While looking up something about the poet-critic J.V. Cunningham, I happened on a brief review of his collection The Judge Is Fury written by Robert Hillyer (1895-1961) and published in the June 28, 1947 issue of The Saturday Review. It’s worth quoting in full:
“This book should not be dismissed briefly, for it is important. The poems excel in a field that today other poets—except Frost, on occasion—have left untended: the epigram. The verse is hard and classic. The wry analysis of emotion, the Platonic humor, are akin to Santayana; the deftness of the cool and clipped syllables brings Landor to mind. My only complaint is that Mr. Cunningham introduces identical rhymes as lavishly as a French poet. He is too fine an artist to have done this unintentionally, but the effect in English still sounds weak in my ear. Mr. Cunningham’s book will probably not attract a large modern audience, but he should have the satisfaction of knowing that he is carving —even if not always with perfection—in stone, while so many of his contemporaries are still dabbling in the sticky dough left from the Romantic popovers.”
That’s my idea of how to write a capsule review. I wish more reviews were so pithy, with hardly a wasted word. Everything is focused on the book, not on the author of the review. Too many reviews are autobiographies sprinkled with token references to the work at hand. The Landor reference is right on the money, though I’m not certain I understand the Santayana comparison. The final sentence is amusing and true.
Hillyer is a forgotten footnote. He served as an ambulance driver in World War I with his Harvard friend John Dos Passos. His Collected Verse (1933) won the Pulitzer Prize. He taught at Harvard for twenty-six years and was a friend of Robert Frost. If remembered at all, it’s for the Ezra Pound Affair. In the June 11 and 18, 1949 issues of The Saturday Review of Literature, he published two lengthy articles – “Treason’s Strange Fruit: The Case of Ezra Pound and the Bollingen Prize” and “Poetry's New Priesthood.” While under indictment for treason and hospitalized in St. Elizabeth’s psychiatric hospital, the anti-Semite and Fascist sympathizer had been awarded the first Bollingen Prize from the Library of Congress for The Pisan Cantos. This is the poet who, while broadcasting for Radio Rome in 1943, with the Holocaust well underway, declared: “I think it might be a good thing to hang Roosevelt and a few hundred yids.” Pound is an early specimen of a type common today: the artist who feels entitled, because he is an artist, to spout off about any subject, especially one he knows nothing about it.

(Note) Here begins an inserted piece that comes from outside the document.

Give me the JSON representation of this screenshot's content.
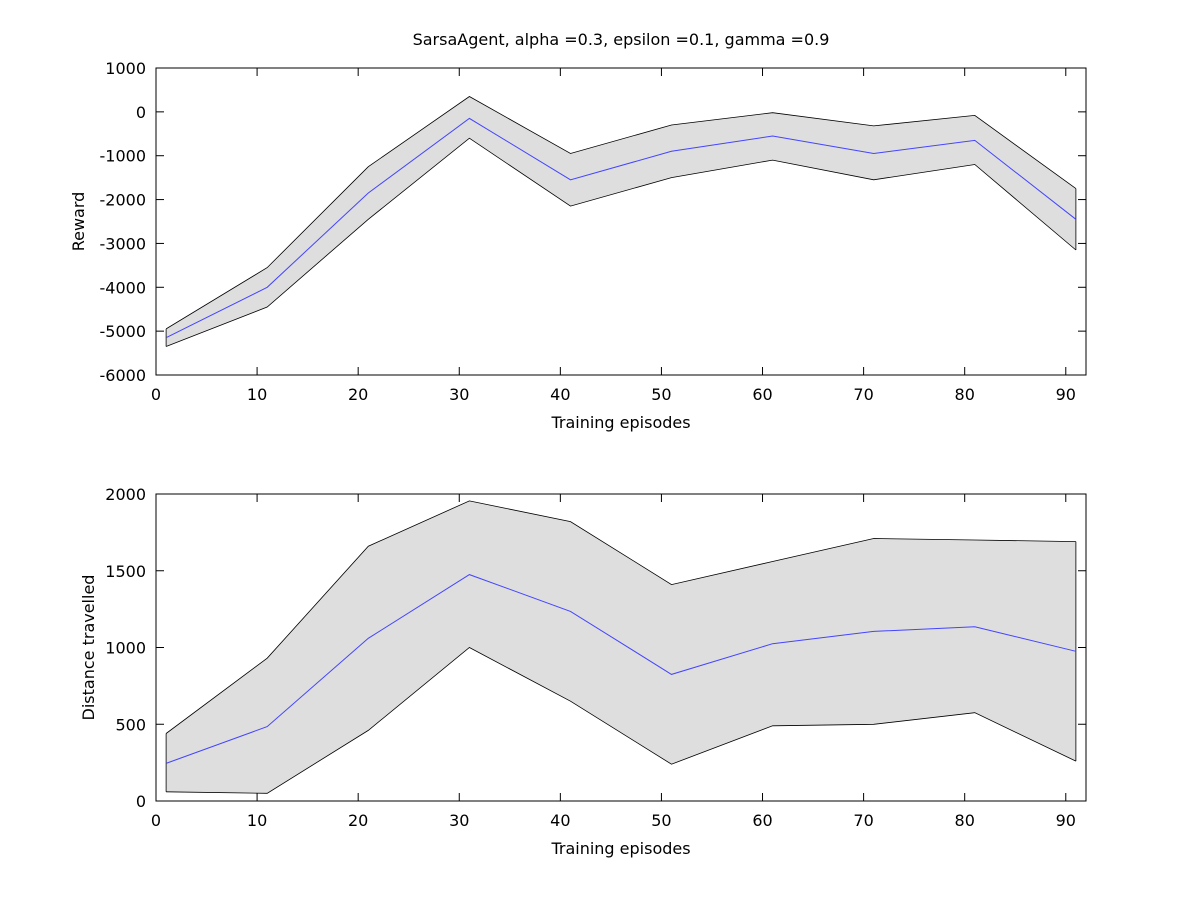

In his articles, Hillyer dismissed Pound’s book as a “vehicle of contempt for America” and as a mockery of “our Christian war dead.” His objections were both moral and aesthetic. He wrote that if the Cantos were judged a worthy poetic achievement, then “everything we have known of poetry in the English language from Chaucer to Frost is not poetic achievement.” No snobs are so violently snobbish as poets and their enablers. Hillyer and his defenders were derided as middlebrows and philistines. It would be nice to honor Hillyer as a worthy poet, but his gift was middling and creaky. Here is his “Letters,” which packs an old-fashioned sting:
“O that our living literature could be
Our sustenance, not archaeology! . . .
My scholar shall be brilliantly forbidden
to dig old garbage from a kitchen midden . . .
Far better Alexandria in flames
Than buried beneath unimportant names;
And even Sappho, glory that was Greece’s,
Lives best, I blasphemously think, in pieces.
That Chinese Emperor who burned the books
Succumbed to madness shrewder than it looks;
The minor poets and the minor sages
Went up in smoke. The great shine down the ages.”